Bob Gilbert looks at how these beautiful, slim birds of prey have adapted over the years.

I have been watching kestrels. Twenty or thirty years ago these beautiful, slim birds of prey seemed much more numerous in our city; I would see them almost daily and could name seven or eight school or church towers where they were nesting.

Perhaps our changing approach to building styles has reduced their nesting numbers, compounded by an excess of anti-pigeon measures preventing their access to potential sites. I am reminded of one occasion years ago when I was called upon to rescue a kestrel caught in the pigeon netting surrounding one of the buildings of what was then our local Adult Education Institute. Adult education, those glorious old London School Board buildings and nesting kestrels, are all, it seems, declining assets.

But still, I see a kestrel occasionally flying overhead or sitting atop a tower block or on a roof ridge, watching the world beneath. Along our motorways, and in the less chemical parts of our countryside, they are common still. On a recent walk along a hillside, we found ourselves at eye level with one. Face on to the prevailing wind it had gauged its force so well that it did not have to hover but hung there perfectly still, as though suspended by invisible threads. It is impossible to see them like this and not remember Gerard Manley Hopkin’s ‘Windhover’ poem and his description of the:

dapple-dawn-drawn Falcon, in his riding Of the rolling level underneath him steady air’.

So we stood, equally still, until the bird plummeted downwards to something only he could see in the grass beneath him. This is a remarkable ability of the kestrel, to spot the distant movement of prey amongst foliage, but what it not generally realised is that it has a secret weapon for the kestrel, unlike ourselves, can detect ultraviolet radiation. It is this ability that enables it to see the scent trails of voles and other small creatures, trails that are made of urine which has a high ultraviolet reflection.

The role of UV light in the evolution of life on earth is a complex and fascinating story. UV light is, in fact, inimical to life and before the planet was protected by the ozone layer, the only place that life could survive was in deep vents at the bottom of the oceans where the UV rays could not penetrate. The great evolutionary leap forward was the development by these early organisms of a layer of molecules that protected them against the UV radiation by absorbing it and then releasing it into the ocean as heat or fluorescent light. It was further development of these molecules that eventually led to photosynthesis, to a supply of oxygen to the atmosphere and eventually to the creation of the ozone layer itself. Thus an evolutionary device that came into being to protect individual organisms from ultraviolet radiation, eventually produced the layer that was to extend that protection to the entire planet.

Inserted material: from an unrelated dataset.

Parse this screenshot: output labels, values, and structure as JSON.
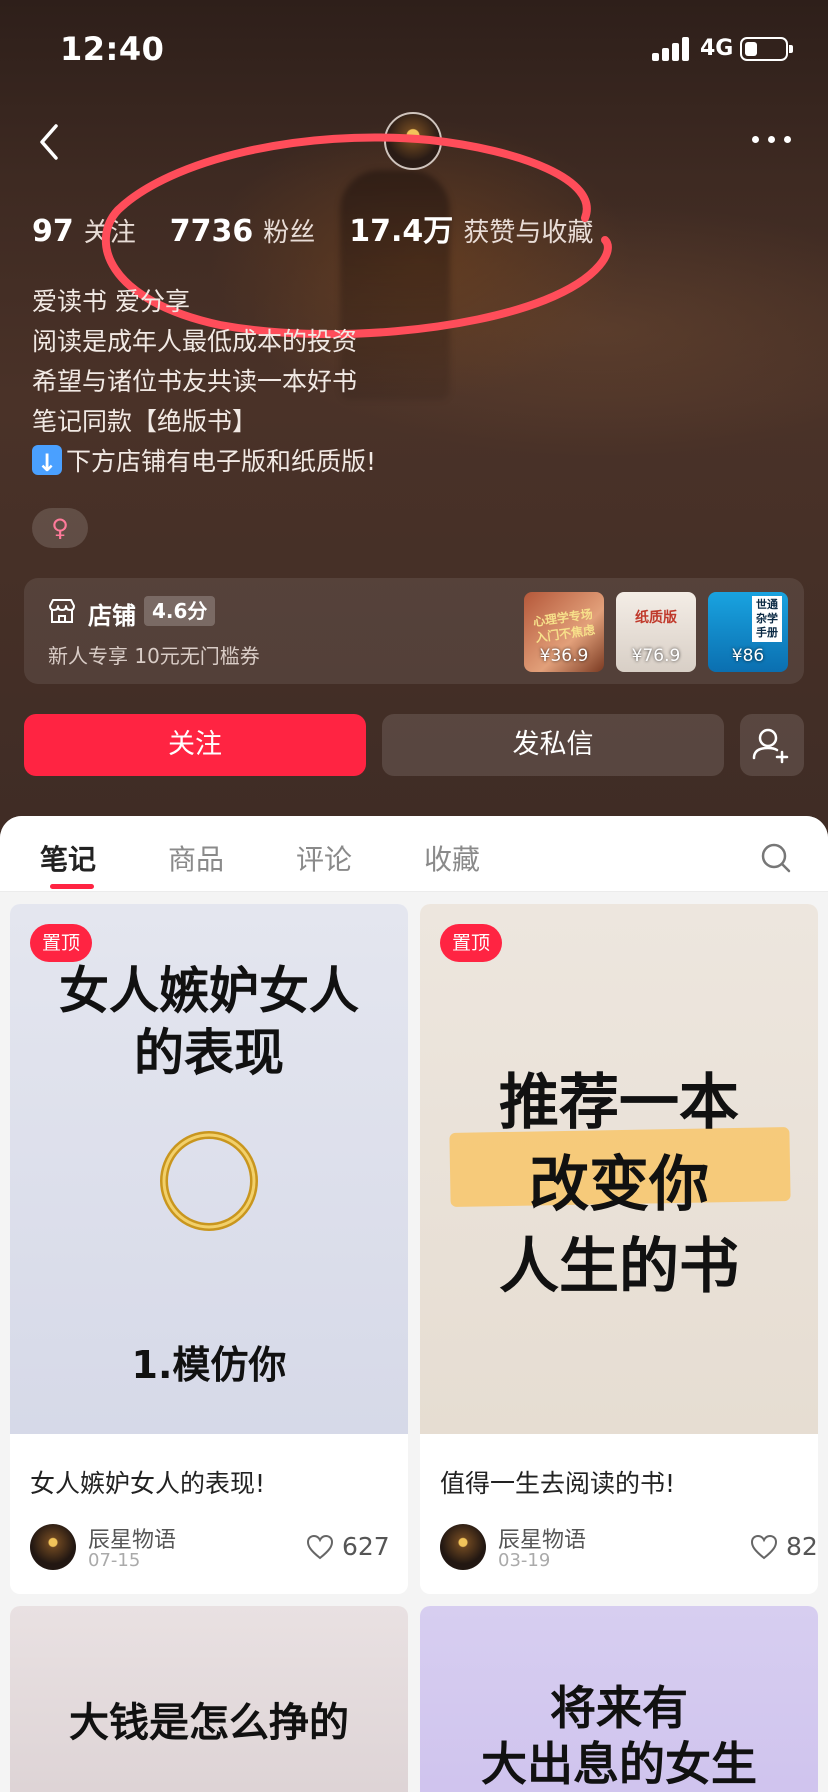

I may seem to have wandered too far from my original subject, but this is how I bring it back to the kestrel. The protective molecule formed in those early organisms is now known as retinal. And, as you might guess from the name, it it is the same molecule that was eventually to become an essential part of the eye, gathering in light information to enable the brain to construct a visual picture of the surrounding world. What the kestrel has retained, alongside a range of other species from bees to birds, is the ability to absorb the UV alongside other wavelengths of visible light. My diving kestrel, ‘morning’s minion, kingdom of daylight’s dauphin’, was therefore demonstrating a link between the very earliest forms of life on earth and those which share it with us today.